Булгакова не обманывали, объясняя ему запрет пьесы тем, что «нельзя такое лицо, как И.В. Сталин, делать романтическим героем, нельзя ставить его в выдуманные положения и вкладывать в его уста выдуманные слова». Но дело было не в том, что эти положения и слова были выдуманы, а в том, КАКИЕ это были положения и КАКИЕ слова.
В пьесе Шалвы Дадиани Сталин тоже был выведен романтическим героем. И в той пьесе тоже были и выдуманные положения, и выдуманные слова:
Сталин
Ленин.
А мы только что о вас говорили — пламенный колхидец, не так ли?Сталин
Ленин.
Давайте вашу руку.Такие — явно выдуманные! — и слова, и положения Сталина вполне устраивали. Но Сталин, готовый прийти в отчаяние от того, что ему некуда пойти переночевать, продрогший от холода до костей, не находящий в себе сил, чтобы отойти от огня, голодный, не умеющий совладать со своей смертельной усталостью, — нет, такой «Сталин» Сталина устроить не мог.
Да, конечно, пьеса, которую от Булгакова ждали, должна была пробуждать в зрителе любовь «к товарищу Сталину». Но — не любовь-сочувствие и, разумеется, не любовь-жалость, а — любовь-обожание. А лучше всего — любовь-страх, любовь, основанную на страхе.
Человек, помнивший Сталина еще по его работе в Наркомнаце, рассказывал мне, что в свой Наркомат Сталин являлся незаметно и на всем протяжении трудового дня старался как можно реже показываться на глаза сотрудникам. Когда его однажды спросили, почему он так себя ведет, он буркнул в ответ:
— Меньше будут видеть, больше будут бояться.
Когда в фильме «Падение Берлина» Сталин в ослепительно-белом мундире спускался с трапа самолета, — как ангел с неба, — навстречу ему кидалась проходившая через весь фильм знакомая ему девушка. Подбежав к нему, она, не в силах сдержать своих чувств и в то же время выражая чувства всего советского народа, восклицала:
— Можно я вас поцелую, товарищ Сталин!
В сценарии после этой реплики следовала ремарка: «Бросается ему на шею». Но в фильме она не бросалась Сталину на шею, а, произнеся эту свою коронную реплику, целовала вождя «в плечико».
Такова была эстетика и поэтика, предписывавшая, как надлежит изображать вождя на сцене и на экране. Пьеса Булгакова в эту эстетику и в эту поэтику не вмещалась. Поэтому бессмысленно было гадать, какая сцена — или какие сцены — могли вызвать неудовольствие вождя. Вся эта пьеса была — сплошное минное поле, и автор мог «подорваться на мине» в любом месте этого минного поля, в любой момент сценического действия.
Из этого, однако, не следует, что пьеса Булгакова Сталину не понравилась.
Генеральный секретарь, разговаривая с Немировичем, сказал, что пьесу «Батум» он считает очень хорошей, но что ее нельзя ставить.
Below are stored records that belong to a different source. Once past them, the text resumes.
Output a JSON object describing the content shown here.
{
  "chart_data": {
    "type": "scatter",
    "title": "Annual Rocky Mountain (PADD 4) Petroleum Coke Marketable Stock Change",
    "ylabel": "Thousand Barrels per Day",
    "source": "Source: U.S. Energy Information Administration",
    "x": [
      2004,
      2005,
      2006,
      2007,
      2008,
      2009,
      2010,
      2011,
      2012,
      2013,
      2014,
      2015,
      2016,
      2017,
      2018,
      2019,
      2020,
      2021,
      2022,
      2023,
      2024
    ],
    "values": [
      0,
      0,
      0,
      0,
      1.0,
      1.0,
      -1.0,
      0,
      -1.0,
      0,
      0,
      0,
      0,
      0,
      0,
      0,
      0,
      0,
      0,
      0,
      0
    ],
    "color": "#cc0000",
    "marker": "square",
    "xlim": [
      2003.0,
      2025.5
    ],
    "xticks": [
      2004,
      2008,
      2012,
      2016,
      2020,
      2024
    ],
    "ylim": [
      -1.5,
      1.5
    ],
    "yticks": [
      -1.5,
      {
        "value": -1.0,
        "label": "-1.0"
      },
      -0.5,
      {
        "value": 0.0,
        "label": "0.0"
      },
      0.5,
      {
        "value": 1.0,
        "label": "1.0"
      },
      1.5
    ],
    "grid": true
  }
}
В другой раз, когда зашел разговор на эту тему, Сталин высказался несколько иначе.
— Эту пьесу, — будто бы сказал он, — написал честный человек, но ставить ее нельзя.
Эти комплименты Булгакову (не сомневаясь, что их ему передадут) Сталин отпустил не для того, чтобы подсластить горькую пилюлю. И уж во всяком случае, не из вежливости. Когда ему было нужно, он не боялся показаться невежливым, не стеснялся даже быть грубым. (Вспомним его письмо Станиславскому об эрдмановском «Самубийце».)
Нет-нет, пьеса Булгакова определенно чем-то пришлась ему по душе. Я не исключаю, что в глубине души он, быть может, даже сожалел, что вынужден был ее запретить.
Во всяком случае, интерес к Булгакову он сохранял до самой смерти опального Мастера, до последнего его вздоха.